Connect Databricks to Azure Blob Storage

Some organizations choose to store their data in Azure Blob Storage, but then use Databricks to enable data scientists, engineers, developers, and data analysts within their organization to use that data, along with a combination of Databricks SQL, R, Scala, and/or Python, to build models and tools that support external BI applications and domain-specific tools to help end-users consume that data through the interface they are most comfortable with.

You may send an Apache Parquet, Apache Avro, CSV, or JSON file from Amperity to Azure Blob Storage, and then connect to that data from Databricks.

What is Azure Blob Storage?

Azure Blob Storage is an object storage solution for the cloud that is optimized for storing massive amounts of unstructured data.

Add workflow

Amperity can be configured to send data to Azure Blob Storage, after which Databricks can be configured to connect to Azure Blob Storage and use the Amperity output as a data source.

Important

You must configure Amperity to send data to an Azure Blob Storage instance that your organization manages directly.

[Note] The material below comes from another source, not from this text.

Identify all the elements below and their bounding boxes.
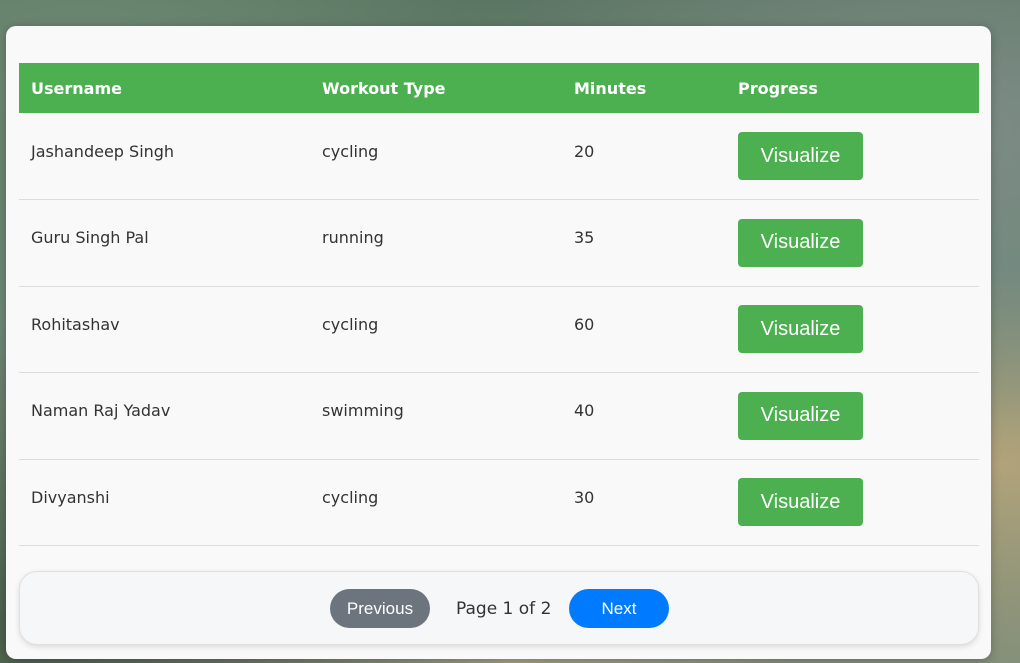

Connect Databricks to Azure Blob Storage.

To connect Databricks to Azure Blob Storage

The steps required to configure Amperity to send data that is accessible to Databricks from Azure Blob Storage requires completion of a series of short workflows, some of which must be done outside of Amperity.

Step 1.

Use a query to return the data you want to send to Databricks.

Step 2.

Send an Apache Parquet, Apache Avro, CSV, or JSON file to an Azure Blob Storage container from Amperity.

Step 3.

Connect Databricks to Azure Blob Storage , and then access the data sent from Amperity.

Step 4.

Validate the workflow within Amperity and the data within Databricks.

Step 5.

Configure Amperity to automate this workflow for a regular (daily) refresh of data.